Le mardi 1er mai 2001, par Thierry Sabot

"L’enfant, qui était un gros garçon, vint au monde sans donner aucun signe de vie. Après lui avoir donné le baptême sous conditions, je le confiai à la sage-femme pour m’occuper de délivrer la mère qui perdait beaucoup. Acquitté de mon devoir envers cette dernière, je courus vite à l’enfant. Mon premier soin fut celui d’appuyer ma bouche sur ses lèvres mourantes, afin de lui souffler fortement dans les poumons. Je lui chatouillai le fond de la bouche au moyen de la barbe d’une plume. Je le remuai, je l’agitai de toutes les manières. Je lui fis des frictions sur la colonne épinière, sur les tempes et sur la région épigastrique avec de l’eau-de-vie.

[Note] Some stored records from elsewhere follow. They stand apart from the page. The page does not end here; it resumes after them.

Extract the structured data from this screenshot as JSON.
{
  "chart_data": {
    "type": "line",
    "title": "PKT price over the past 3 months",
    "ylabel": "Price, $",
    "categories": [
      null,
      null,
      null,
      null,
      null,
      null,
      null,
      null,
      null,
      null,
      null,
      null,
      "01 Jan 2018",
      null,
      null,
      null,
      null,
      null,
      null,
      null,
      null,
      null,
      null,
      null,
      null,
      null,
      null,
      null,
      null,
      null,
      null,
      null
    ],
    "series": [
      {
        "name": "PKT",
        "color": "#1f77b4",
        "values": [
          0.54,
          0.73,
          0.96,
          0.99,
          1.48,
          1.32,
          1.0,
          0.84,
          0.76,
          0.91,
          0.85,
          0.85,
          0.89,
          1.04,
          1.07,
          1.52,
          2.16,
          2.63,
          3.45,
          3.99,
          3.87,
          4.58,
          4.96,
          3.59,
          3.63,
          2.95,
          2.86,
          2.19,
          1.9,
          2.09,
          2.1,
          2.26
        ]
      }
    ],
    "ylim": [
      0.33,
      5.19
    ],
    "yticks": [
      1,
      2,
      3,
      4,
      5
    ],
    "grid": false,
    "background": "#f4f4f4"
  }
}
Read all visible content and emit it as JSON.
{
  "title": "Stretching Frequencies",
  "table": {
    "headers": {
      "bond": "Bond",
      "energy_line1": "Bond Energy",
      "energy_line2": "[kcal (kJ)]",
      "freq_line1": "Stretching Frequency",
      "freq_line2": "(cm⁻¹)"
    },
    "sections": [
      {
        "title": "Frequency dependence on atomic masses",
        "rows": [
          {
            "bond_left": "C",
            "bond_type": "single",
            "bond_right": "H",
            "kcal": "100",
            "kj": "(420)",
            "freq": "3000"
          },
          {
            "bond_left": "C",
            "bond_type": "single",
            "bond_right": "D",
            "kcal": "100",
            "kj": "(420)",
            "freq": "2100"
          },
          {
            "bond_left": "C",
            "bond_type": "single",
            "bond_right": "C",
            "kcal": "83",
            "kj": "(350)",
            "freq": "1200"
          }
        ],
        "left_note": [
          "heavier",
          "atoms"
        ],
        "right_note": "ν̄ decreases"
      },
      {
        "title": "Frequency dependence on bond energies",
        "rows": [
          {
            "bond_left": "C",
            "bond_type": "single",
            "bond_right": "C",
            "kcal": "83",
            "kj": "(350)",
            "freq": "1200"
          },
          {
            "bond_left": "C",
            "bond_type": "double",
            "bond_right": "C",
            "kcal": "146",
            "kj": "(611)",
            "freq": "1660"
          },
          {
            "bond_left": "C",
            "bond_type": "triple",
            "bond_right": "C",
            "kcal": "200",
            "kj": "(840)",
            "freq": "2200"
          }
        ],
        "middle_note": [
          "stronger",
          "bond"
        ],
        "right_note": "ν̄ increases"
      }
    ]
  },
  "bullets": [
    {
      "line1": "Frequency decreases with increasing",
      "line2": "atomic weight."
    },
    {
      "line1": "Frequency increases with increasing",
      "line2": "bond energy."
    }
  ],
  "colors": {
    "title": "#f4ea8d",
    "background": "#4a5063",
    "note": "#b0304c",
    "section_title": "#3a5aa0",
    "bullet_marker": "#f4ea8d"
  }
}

(...) Après tant de tentatives vainement répétées, je crus aussi de mon côté l’enfant véritablement mort, et je l’abandonnai. A peine fus-je retiré que, livré à la réflexion, je crus voir dans l’anatomie la raison de l’inefficacité du plus grand de tous les moyens qui est l’air que l’on cherche à introduire dans les poumons de l’enfant en lui soufflant dans la bouche. La route du nez me parut bien plus directe. Ainsi éclairé par le flambeau de l’anatomie, je revins à l’enfant pour faire de nouvelles tentatives. Celles-ci furent suivies du succès le plus inattendu, et à la troisième fois que j’eus soufflé dans le nez, ayant porté ma main sur la région du coeur, je sentis les côtes se lever, la poitrine se dilater, ce qui n’avait pas eu lieu la première fois (...) Le battement de coeur se fait bientôt sentir, successivement celui des artères après le mouvement des yeux et d’un bras, manifestèrent aux assistants, saisis d’étonnement et de joie, la vie de l’enfant. Il resta une heure ou à peu près sans se plaindre. Mais après lui avoir ranimé ses forces au moyen de quelques cuillerées de bon vin, notre ressuscité pleura, s’agita, et ses cris firent redoubler les coups de fusil que les voisins tiraient en l’honneur de sa naissance ou plutôt de sa résurrection".

D’après le médecin de Gaillac en 1785.

Texte cité par J. Gélis, M. Laget, M.-F. Morel, dans Entrer dans la vie, naissance et enfance dans la France traditionnelle, Paris, 1978.